The Constitution is another tricky matter, because it explicitly enumerates to Congress the power to “establish a uniform Rule of Naturalization.” Note that naturalization doesn’t necessarily equate to immigration and emigration; you can still freely enter and leave a country without becoming a citizen. However, the case made by border proponents is that Congressional regulation of immigration rates into the country is vital to its control over the citizenship process and therefore the latter encompasses the former. Introduce this sentiment without expansion, and then give your opponent the benefit of the doubt; it’ll help you sound reasonable, and it can alleviate the natural tone of combativeness in debate.

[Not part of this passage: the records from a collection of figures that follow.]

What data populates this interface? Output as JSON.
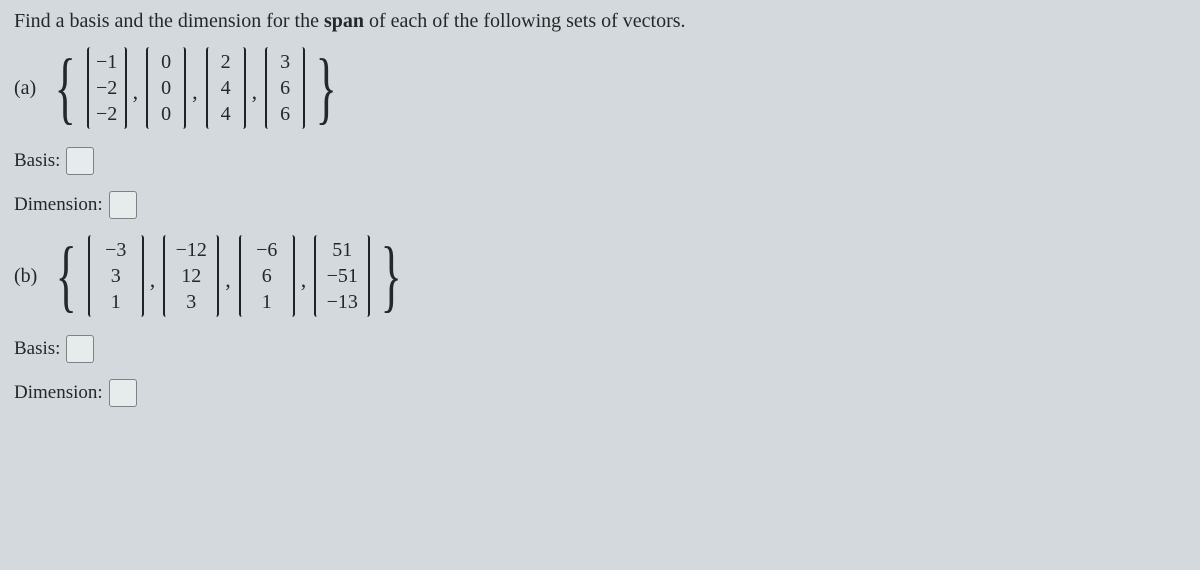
{
  "prompt": {
    "pre": "Find a basis and the dimension for the ",
    "bold": "span",
    "post": " of each of the following sets of vectors."
  },
  "parts": {
    "a": {
      "label": "(a)",
      "vecs": [
        [
          "−1",
          "−2",
          "−2"
        ],
        [
          "0",
          "0",
          "0"
        ],
        [
          "2",
          "4",
          "4"
        ],
        [
          "3",
          "6",
          "6"
        ]
      ]
    },
    "b": {
      "label": "(b)",
      "vecs": [
        [
          "−3",
          "3",
          "1"
        ],
        [
          "−12",
          "12",
          "3"
        ],
        [
          "−6",
          "6",
          "1"
        ],
        [
          "51",
          "−51",
          "−13"
        ]
      ]
    }
  },
  "labels": {
    "basis": "Basis:",
    "dimension": "Dimension:"
  }
}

But you need to make it clear that the Constitution has been wrong. The libertarian disagreement on immigration isn’t a landmark. The most modern example of constitutional incorrectness enumerates to Congress the power to “establish post offices and post roads.” The creation of the United States Postal Service was a bad idea in the 19th century, it was a bad idea in the 20th century, and it continues to be a bad idea in the 21st century. We need to ask, couldn’t the Constitution be incorrect about immigration, too?

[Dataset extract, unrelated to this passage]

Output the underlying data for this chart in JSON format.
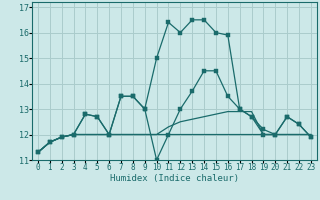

But economics is the easiest case for free immigration. Your opponent will mostly likely spout out a few statistics on how the illegal immigrants are (1) forcing the government to spend a ton of money each year on immigration enforcement; (2) draining the welfare system; and, perhaps my favorite excuse, (3) “stealing American jobs.”
The second point might make sense in theory, but it just fails to take into account the reality of American bankruptcy. The federal government’s $61.6 trillion in unfunded obligations is over four times as large as the annual GDP of the United States. It will never be paid, unless it is through either a massively inflationary policy — after which the US dollar will be worthless — or a tremendous slashing of the government’s budget. Using illegal immigrants as scapegoats for a failing welfare state is like trying to cool down the sun with an ice cube.
The third point — “they’re stealing our jobs!” — could be taken care of with the good, old-fashioned broken-window story. But there’s another possible approach here.
Republicans, unlike their left-wing counterparts, are not supposed to believe that everyone has the right to a job. Your opponent’s belief that illegal immigrants are “stealing American jobs” is inconsistent, because it implies that an American does, in fact, have the right to keep his job when his employer might want to give it to a different — quite frankly, more productive — individual.
Now you can paint these border hawks as unionists. The idea that people shouldn’t be allowed in the United States workforce unless they pay annual taxes (dues) and are legally accepted into the government’s system as citizens equates to the rules of membership in a union. So the US government forcibly unionizes its citizens — and will your opponent admit to being in favor of that?
Disagreeing in a nice, relaxed manner can win you the affection and respect of your opponent and your audience. Wait until the end of the debate to strongly attack your opponent; otherwise you’ll seem too aggressive throughout the entire thing. But then you can leave your opponent with an unanswerable, inescapable question, so that his final response is limited to a few words and an even less significant meaning.